Ardiente, guiado por los consejos de la mujer sabia, había decidido moldear una estatua de Nefer dotada de unos ojos excepcionales, correspondientes a la realidad anatómica que la medicina egipcia había descifrado al describir las distintas partes del ojo: una córnea de cristal de roca para poner de relieve la agudeza de la mirada, una esclerótica de carbonato de magnesio que contenía óxidos de hierro que traducían la presencia de las vénulas, la pupila perforada en el cristal de roca y el iris materializado por medio de resina parda, al tiempo que imprimía las disimetrías necesarias entre pupila y córnea.[1]

Nacía el alba cuando Clara entró en el taller donde el miniaturista acababa de dejar sus herramientas.

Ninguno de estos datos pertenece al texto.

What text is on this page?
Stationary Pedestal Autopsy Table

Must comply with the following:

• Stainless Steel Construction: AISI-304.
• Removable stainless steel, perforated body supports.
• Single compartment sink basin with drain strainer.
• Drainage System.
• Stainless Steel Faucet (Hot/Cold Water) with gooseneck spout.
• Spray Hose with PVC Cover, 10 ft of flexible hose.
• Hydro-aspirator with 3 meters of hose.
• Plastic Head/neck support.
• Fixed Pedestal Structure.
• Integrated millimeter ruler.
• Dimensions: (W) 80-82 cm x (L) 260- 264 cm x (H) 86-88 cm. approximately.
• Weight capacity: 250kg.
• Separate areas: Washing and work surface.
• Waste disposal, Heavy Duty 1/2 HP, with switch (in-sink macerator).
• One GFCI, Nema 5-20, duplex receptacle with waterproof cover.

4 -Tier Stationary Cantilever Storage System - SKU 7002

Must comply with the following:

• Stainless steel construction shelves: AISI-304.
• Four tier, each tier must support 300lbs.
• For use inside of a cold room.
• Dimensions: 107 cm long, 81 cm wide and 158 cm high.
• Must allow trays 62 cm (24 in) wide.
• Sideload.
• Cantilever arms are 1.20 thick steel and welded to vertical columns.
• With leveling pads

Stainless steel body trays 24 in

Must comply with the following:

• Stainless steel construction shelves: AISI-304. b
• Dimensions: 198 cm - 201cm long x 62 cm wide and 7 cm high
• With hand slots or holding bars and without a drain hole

Un rayo de sol iluminaba la estatua, cuya mirada contemplaba la eternidad.

La esposa del difunto no pudo contener las lágrimas.

Gracias al genio de su hijo espiritual, Nefer estaba vivo, fuera del alcance de la decrepitud y la muerte. Erguido, con el pie derecho adelantado y los brazos pegados al cuerpo, marchaba por los hermosos caminos del Occidente y seguía guiando a la cofradía hacia el Oriente.

Clara estuvo a punto de arrodillarse ante la estatua, pero Paneb la detuvo.

—Su ka subsistirá en la tierra —le dijo—, pero vive en ti, y tú eres la depositaría de su sabiduría. Tú eres la soberana del Lugar de Verdad, no nos abandones.